HBO Exec Tries To Defend The Network's Sexualized Violence Against Women

"No, we haven't seen men being raped," Casey Bloys, HBO's newly-appointed president of programming, said of Game of Thrones at a press event on Saturday. But, he added, "Men are castrated."

BEVERLY HILLS, California — The violence against women on HBO's Game of Thrones has been a controversial topic since the series debuted in 2011. But on Saturday, Casey Bloys, HBO's new president of programming, was seemingly unprepared to answer questions about the issue at the Television Critics Association summer press tour in Beverly Hills, California. He also struggled to distinguish between sexual violence and other forms of violence.

When a reporter asked if Game of Thrones and the upcoming sci-fi Western Westworld relied too much on violence against women and, in particular, sexualized violence, Bloys said, before trailing off, "Violence is..." He concluded, "It's kind of indiscriminate." Several minutes later, another reporter pointed out that sexualized violence is used as a plot device for female characters specifically. "I don't necessarily see it as specific to women," Bloys said, before noting that "plenty of men are killed as well." Then he joked, "We're going to kill everybody."

Yet another reporter pressed him on the issue.
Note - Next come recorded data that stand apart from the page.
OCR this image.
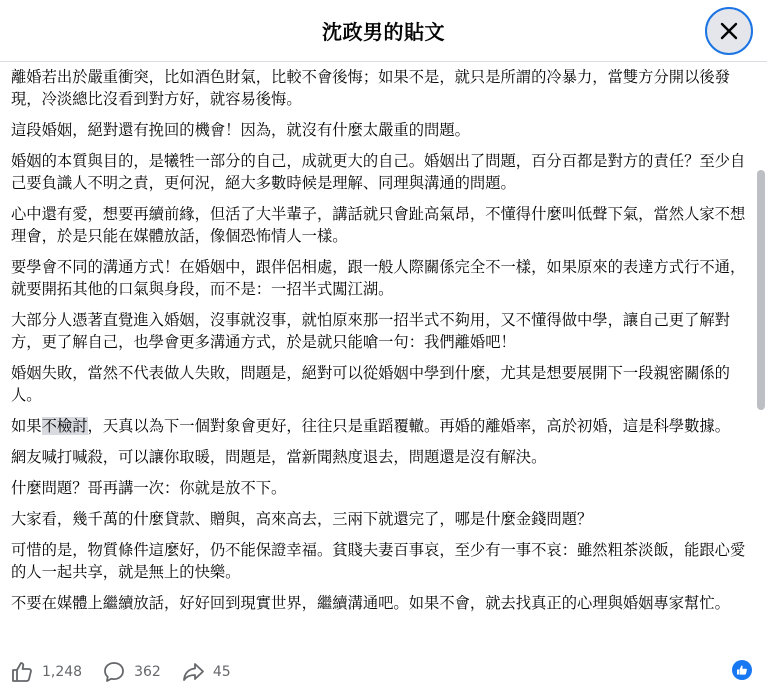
沈政男的貼文

離婚若出於嚴重衝突，比如酒色財氣，比較不會後悔；如果不是，就只是所謂的冷暴力，當雙方分開以後發現，冷淡總比沒看到對方好，就容易後悔。

這段婚姻，絕對還有挽回的機會！因為，就沒有什麼太嚴重的問題。

婚姻的本質與目的，是犧牲一部分的自己，成就更大的自己。婚姻出了問題，百分百都是對方的責任？至少自己要負識人不明之責，更何況，絕大多數時候是理解、同理與溝通的問題。

心中還有愛，想要再續前緣，但活了大半輩子，講話就只會趾高氣昂，不懂得什麼叫低聲下氣，當然人家不想理會，於是只能在媒體放話，像個恐怖情人一樣。

要學會不同的溝通方式！在婚姻中，跟伴侶相處，跟一般人際關係完全不一樣，如果原來的表達方式行不通，就要開拓其他的口氣與身段，而不是：一招半式闖江湖。

大部分人憑著直覺進入婚姻，沒事就沒事，就怕原來那一招半式不夠用，又不懂得做中學，讓自己更了解對方，更了解自己，也學會更多溝通方式，於是就只能嗆一句：我們離婚吧！

婚姻失敗，當然不代表做人失敗，問題是，絕對可以從婚姻中學到什麼，尤其是想要展開下一段親密關係的人。

如果不檢討，天真以為下一個對象會更好，往往只是重蹈覆轍。再婚的離婚率，高於初婚，這是科學數據。

網友喊打喊殺，可以讓你取暖，問題是，當新聞熱度退去，問題還是沒有解決。

什麼問題？哥再講一次：你就是放不下。

大家看，幾千萬的什麼貸款、贈與，高來高去，三兩下就還完了，哪是什麼金錢問題？

可惜的是，物質條件這麼好，仍不能保證幸福。貧賤夫妻百事哀，至少有一事不哀：雖然粗茶淡飯，能跟心愛的人一起共享，就是無上的快樂。

不要在媒體上繼續放話，好好回到現實世界，繼續溝通吧。如果不會，就去找真正的心理與婚姻專家幫忙。

1,248	362	45
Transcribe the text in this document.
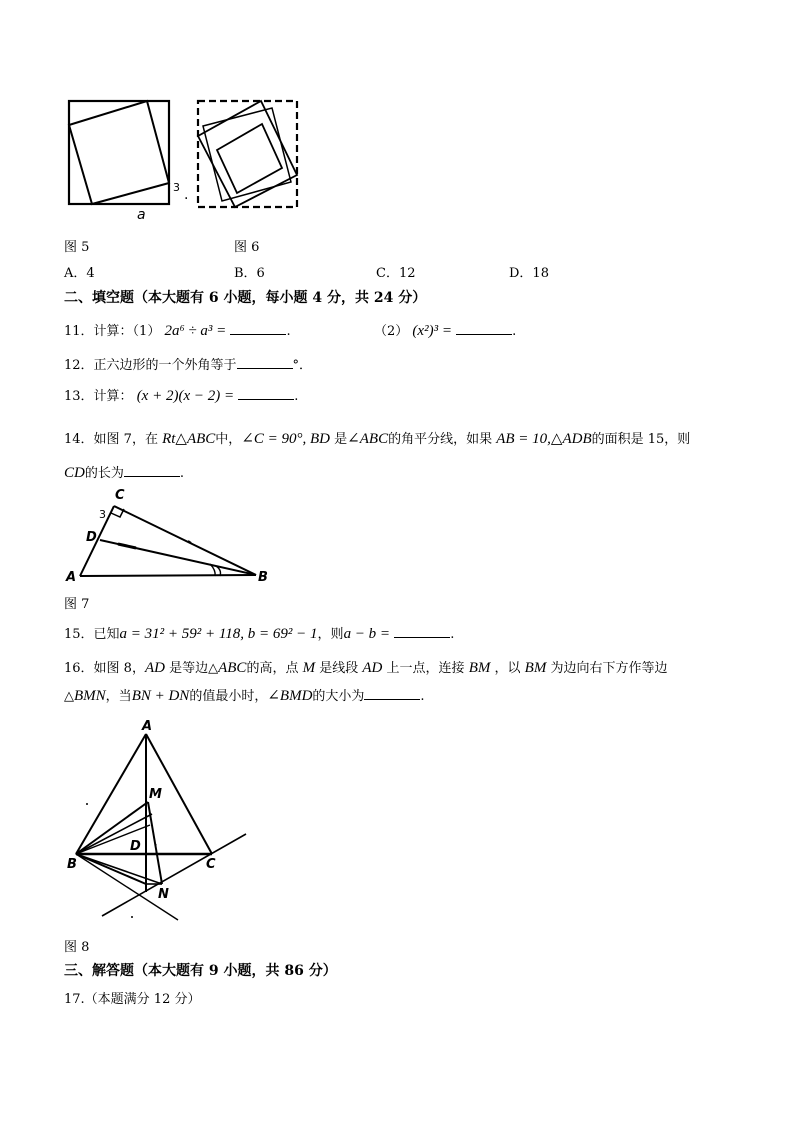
3 .
a
图 5	图 6
A．4	B．6	C．12	D．18
二、填空题（本大题有 6 小题，每小题 4 分，共 24 分）
11．计算：（1） 2a⁶ ÷ a³ =	.	（2） (x²)³ =	.
12．正六边形的一个外角等于	°．
13．计算： (x + 2)(x − 2) =	.
14．如图 7，在 Rt△ABC中，∠C = 90°, BD 是∠ABC的角平分线，如果 AB = 10,△ADB的面积是 15，则
CD的长为	.
C
3
D
A	B
图 7
15．已知a = 31² + 59² + 118, b = 69² − 1，则a − b =	.
16．如图 8，AD 是等边△ABC的高，点 M 是线段 AD 上一点，连接 BM ，以 BM 为边向右下方作等边
△BMN，当BN + DN的值最小时，∠BMD的大小为	.
A
M
D
B	C
N
图 8
三、解答题（本大题有 9 小题，共 86 分）
17.（本题满分 12 分）
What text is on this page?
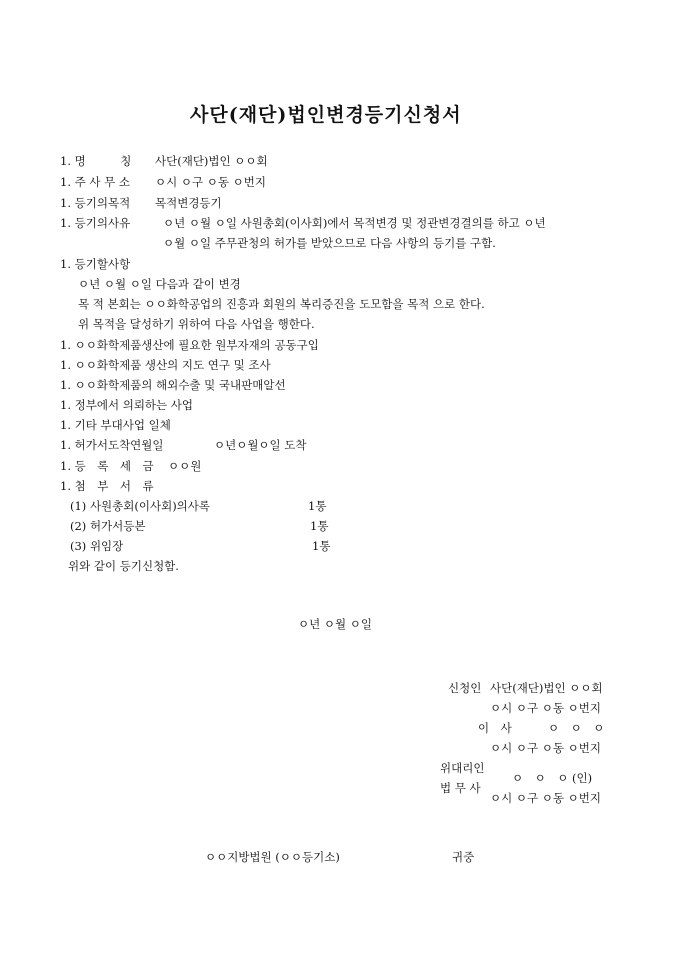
사단(재단)법인변경등기신청서
1. 명　　　칭 사단(재단)법인 ㅇㅇ회
1. 주 사 무 소 ㅇ시 ㅇ구 ㅇ동 ㅇ번지
1. 등기의목적 목적변경등기
1. 등기의사유	ㅇ년 ㅇ월 ㅇ일 사원총회(이사회)에서 목적변경 및 정관변경결의를 하고 ㅇ년
ㅇ월 ㅇ일 주무관청의 허가를 받았으므로 다음 사항의 등기를 구함.
1. 등기할사항
ㅇ년 ㅇ월 ㅇ일 다음과 같이 변경
목 적 본회는 ㅇㅇ화학공업의 진흥과 회원의 복리증진을 도모함을 목적 으로 한다.
위 목적을 달성하기 위하여 다음 사업을 행한다.
1. ㅇㅇ화학제품생산에 필요한 원부자재의 공동구입
1. ㅇㅇ화학제품 생산의 지도 연구 및 조사
1. ㅇㅇ화학제품의 해외수출 및 국내판매알선
1. 정부에서 의뢰하는 사업
1. 기타 부대사업 일체
1. 허가서도착연월일	ㅇ년ㅇ월ㅇ일 도착
1. 등　록　세　금 ㅇㅇ원
1. 첨　부　서　류
(1) 사원총회(이사회)의사록	1통
(2) 허가서등본	1통
(3) 위임장	1통
위와 같이 등기신청함.
ㅇ년 ㅇ월 ㅇ일
신청인 사단(재단)법인 ㅇㅇ회
ㅇ시 ㅇ구 ㅇ동 ㅇ번지
이　사	ㅇ　ㅇ　ㅇ
ㅇ시 ㅇ구 ㅇ동 ㅇ번지
위대리인
법 무 사
ㅇ　ㅇ　ㅇ (인)
ㅇ시 ㅇ구 ㅇ동 ㅇ번지
ㅇㅇ지방법원 (ㅇㅇ등기소)	귀중
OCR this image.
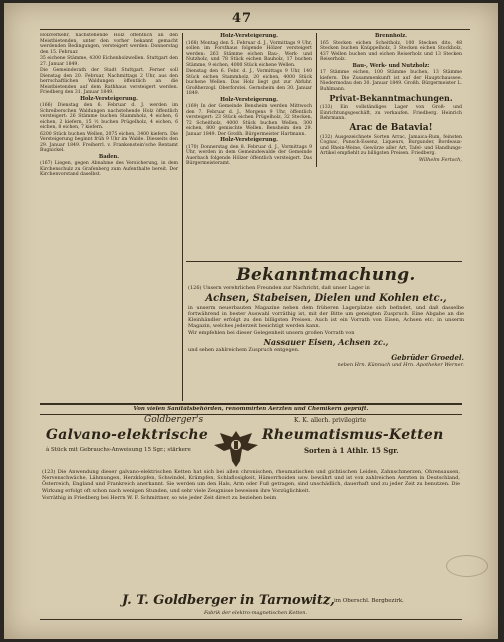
47

Holzverkehr, nachstehende Holz öffentlich an den Meistbietenden, unter den vorher bekannt gemacht werdenden Bedingungen, versteigert werden: Donnerstag den 15. Februar.

35 eichene Stämme, 4300 Eichenholzwellen. Stuttgart den 27. Januar 1849.

Die Gemeinderath der Stadt Stuttgart. Ferner soll Dienstag den 20. Februar, Nachmittags 2 Uhr, aus den herrschaftlichen Waldungen öffentlich an die Meistbietenden auf dem Rathhaus versteigert werden. Friedberg den 31. Januar 1849.

Holz-Versteigerung.

(166) Dienstag den 6. Februar d. J. werden im Schreiberschen Waldungen nachstehende Holz öffentlich versteigert: 26 Stämme buchen Stammholz, 4 eichen, 6 eichen, 2 kiefern, 15 ½ buchen Prügelholz, 4 eichen, 6 eichen, 8 eichen, 7 kiefern.

6200 Stück buchen Wellen, 2075 eichen, 3400 kiefern. Die Versteigerung beginnt früh 9 Uhr im Walde. Diesseits den 29. Januar 1849. Freiherrl. v. Frankenstein'sche Rentamt Bugnickel.

Baden.

(167) Liegen, gegen Abnahme des Versicherung, in dem Kirchenschulz zu Grafenberg zum Aufenthalte bereit. Der Kirchenvorstand daselbst.

Holz-Versteigerung.

(168) Montag den 5. Februar d. J., Vormittags 9 Uhr, sollen im Forsthaus folgende Hölzer versteigert werden: 263 Stämme eichen Bau-, Werk- und Nutzholz, und 78 Stück eichen Bauholz, 17 buchen Stämme, 9 eichen, 4000 Stück eichene Wellen.

Dienstag den 6. Febr. d. J., Vormittags 9 Uhr, 140 Stück eichen Stammholz, 20 eichen, 4000 Stück buchene Wellen. Das Holz liegt gut zur Abfuhr. Großherzogl. Oberforstei. Gernsheim den 30. Januar 1849.

Holz-Versteigerung.

(169) In der Gemeinde Bensheim werden Mittwoch den 7. Februar d. J., Morgens 9 Uhr, öffentlich versteigert: 23 Stück eichen Prügelholz, 32 Stecken, 72 Scheitholz, 4000 Stück buchen Wellen, 300 eichen, 800 gemischte Wellen. Bensheim den 29. Januar 1849. Der Großh. Bürgermeister Hartmann.

Holz-Versteigerung.

(170) Donnerstag den 8. Februar d. J., Vormittags 9 Uhr, werden in dem Gemeindewalde der Gemeinde Auerbach folgende Hölzer öffentlich versteigert. Das Bürgermeisteramt.

Brennholz.

165 Stecken eichen Scheitholz, 100 Stecken dito, 48 Stecken buchen Knüppelholz, 3 Stecken eichen Stockholz, 437 Wellen buchen und eichen Reiserholz und 13 Stecken Reiserholz.

Bau-, Werk- und Nutzholz:

17 Stämme eichen, 100 Stämme buchen, 13 Stämme kiefern. Die Zusammenkunft ist auf der Hauptchaussee. Niedermodau den 30. Januar 1849. Großh. Bürgermeister L. Buhlmann.

Privat-Bekanntmachungen.

(133) Ein vollständiges Lager von Groß- und Einrichtungsgeschäft, zu verkaufen. Friedberg. Heinrich Rehrmann.

Arac de Batavia!

(132) Ausgezeichnete Sorten Arrac, Jamaica-Rum, feinsten Cognac, Punsch-Essenz, Liqueurs, Burgunder, Bordeaux- und Rhein-Weine, Gewürze aller Art, Tafel- und Handlungs-Artikel empfiehlt zu billigsten Preisen. Friedberg.

Wilhelm Fertsch,
Bekanntmachung.

(126) Unsern verehrlichen Freunden zur Nachricht, daß unser Lager in

Achsen, Stabeisen, Dielen und Kohlen etc.,

in unserm neuerbauten Magazine neben dem früheren Lagerplatze sich befindet, und daß dasselbe fortwährend in bester Auswahl vorräthig ist, mit der Bitte um geneigten Zuspruch. Eine Abgabe an die Kleinhändler erfolgt zu den billigsten Preisen. Auch ist ein Vorrath von Eisen, Achsen etc. in unserm Magazin, welches jederzeit besichtigt werden kann.

Wir empfehlen bei dieser Gelegenheit unsern großen Vorrath von

Nassauer Eisen, Achsen zc.,

und sehen zahlreichem Zuspruch entgegen.

Gebrüder Groedel.
neben Hrn. Künnuch und Hrn. Apotheker Werner.
Von vielen Sanitätsbehörden, renommirten Aerzten und Chemikern geprüft.
Goldberger's	K. K. allerh. privilegirte
Galvano-elektrische	Rheumatismus-Ketten
à Stück mit Gebrauchs-Anweisung 15 Sgr.; stärkere	Sorten à 1 Athlr. 15 Sgr.

(123) Die Anwendung dieser galvano-elektrischen Ketten hat sich bei allen chronischen, rheumatischen und gichtischen Leiden, Zahnschmerzen, Ohrensausen, Nervenschwäche, Lähmungen, Herzklopfen, Schwindel, Krämpfen, Schlaflosigkeit, Hämorrhoiden usw. bewährt und ist von zahlreichen Aerzten in Deutschland, Österreich, England und Frankreich anerkannt. Sie werden um den Hals, Arm oder Fuß getragen, sind unschädlich, dauerhaft und zu jeder Zeit zu benutzen. Die Wirkung erfolgt oft schon nach wenigen Stunden, und sehr viele Zeugnisse beweisen ihre Vorzüglichkeit.

Vorräthig in Friedberg bei Herrn W. F. Schmittner, so wie jeder Zeit direct zu beziehen beim

J. T. Goldberger in Tarnowitz, im Oberschl. Bergbezirk.
Fabrik der elektro-magnetischen Ketten.
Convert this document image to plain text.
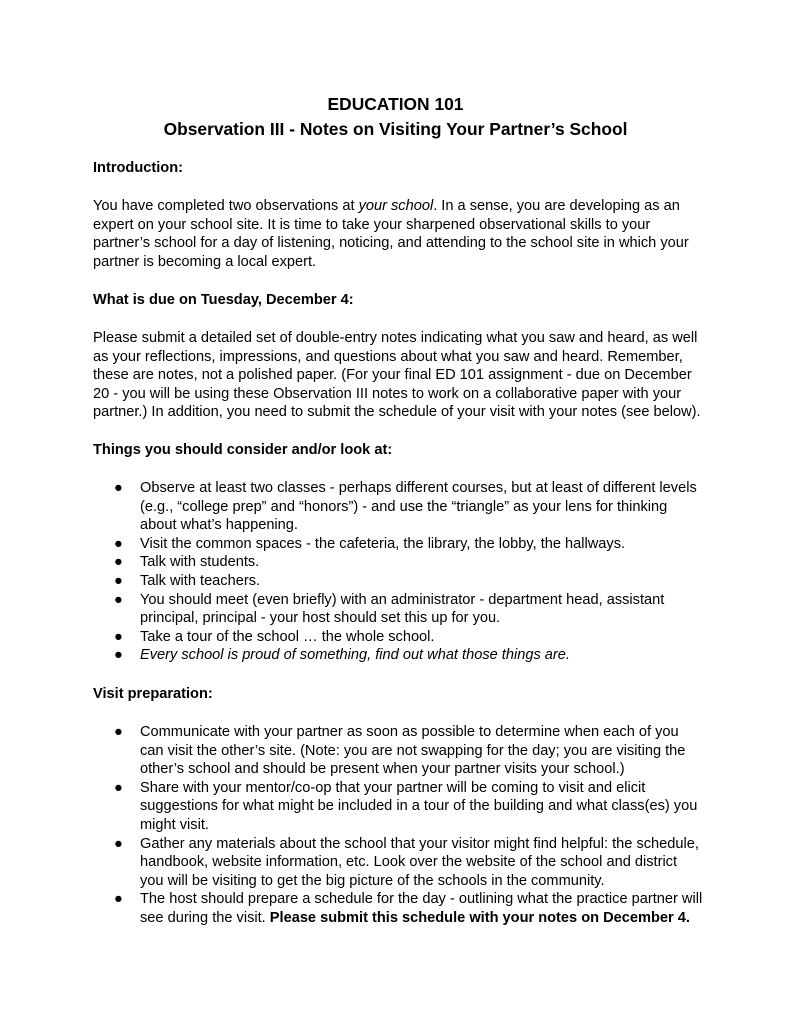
EDUCATION 101
Observation III - Notes on Visiting Your Partner’s School

Introduction:

You have completed two observations at your school. In a sense, you are developing as an expert on your school site. It is time to take your sharpened observational skills to your partner’s school for a day of listening, noticing, and attending to the school site in which your partner is becoming a local expert.

What is due on Tuesday, December 4:

Please submit a detailed set of double-entry notes indicating what you saw and heard, as well as your reflections, impressions, and questions about what you saw and heard. Remember, these are notes, not a polished paper. (For your final ED 101 assignment - due on December 20 - you will be using these Observation III notes to work on a collaborative paper with your partner.) In addition, you need to submit the schedule of your visit with your notes (see below).

Things you should consider and/or look at:

● Observe at least two classes - perhaps different courses, but at least of different levels (e.g., “college prep” and “honors”) - and use the “triangle” as your lens for thinking about what’s happening.
● Visit the common spaces - the cafeteria, the library, the lobby, the hallways.
● Talk with students.
● Talk with teachers.
● You should meet (even briefly) with an administrator - department head, assistant principal, principal - your host should set this up for you.
● Take a tour of the school … the whole school.
● Every school is proud of something, find out what those things are.

Visit preparation:

● Communicate with your partner as soon as possible to determine when each of you can visit the other’s site. (Note: you are not swapping for the day; you are visiting the other’s school and should be present when your partner visits your school.)
● Share with your mentor/co-op that your partner will be coming to visit and elicit suggestions for what might be included in a tour of the building and what class(es) you might visit.
● Gather any materials about the school that your visitor might find helpful: the schedule, handbook, website information, etc. Look over the website of the school and district you will be visiting to get the big picture of the schools in the community.
● The host should prepare a schedule for the day - outlining what the practice partner will see during the visit. Please submit this schedule with your notes on December 4.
Bloys confirmed that "no, we haven't seen men being raped, but the point I would make on Game of Thrones, for example — men are castrated." Bloys added that on Game of Thrones, a male character "is fed a cake made out of his sons. The violence is pretty extreme on all fronts. I take your point that so far there have not been any male rapes. My point is the violence is spread equally."

The reporter said that rape is different, and asked about whether such depictions of female characters "normalize" sexual violence against women. Citing the first episode of Westworld, which has an implied rape, Bloys responded, "The point in Westworld is they're robots ... so it's a little bit different than Game of Thrones, where it is human-on-human violence." (Female robots in Westworld are played by female human actors.)

Eventually, Bloys acknowledged that "the criticism is valid." "Is it something we think about? Yeah ... It’s not something we are wanting to highlight or trying to highlight."

"The criticism is..." Bloys trailed off again. "Point taken on it."

At a subsequent panel for Westworld, executive producer Lisa Joy said the show's creative team "heavily discussed" sexual violence. She explained that they tried to make it "not about the fetishization of those acts," but wanted to "explore the crime and the torment." Joy noted that rape is part of the real world and the writing staff takes it seriously.

During Bloys's panel, a reporter also brought up HBO's current limited series The Night Of, which follows a complex New York murder case and which features the bloody corpse of a female victim. The reporter suggested an idea for something more interesting than a beautiful woman's dead body: "Maybe a hot guy stabbed to death?" Then, the reporter asked if such decisions were made because "the room was filled with men." To that point, Bloys said one of the executive producers of The Night Of is a woman, "so they're not unrepresented."

On the topic of diversity, a reporter also asked Bloys about adding a talk show host to HBO's slate who is not a white male, like John Oliver or Bill Maher. "I wouldn't say there is a plan, but a desire," the president said. Bloys went on to say that one of his core missions is to push "diversity in every sense of the world."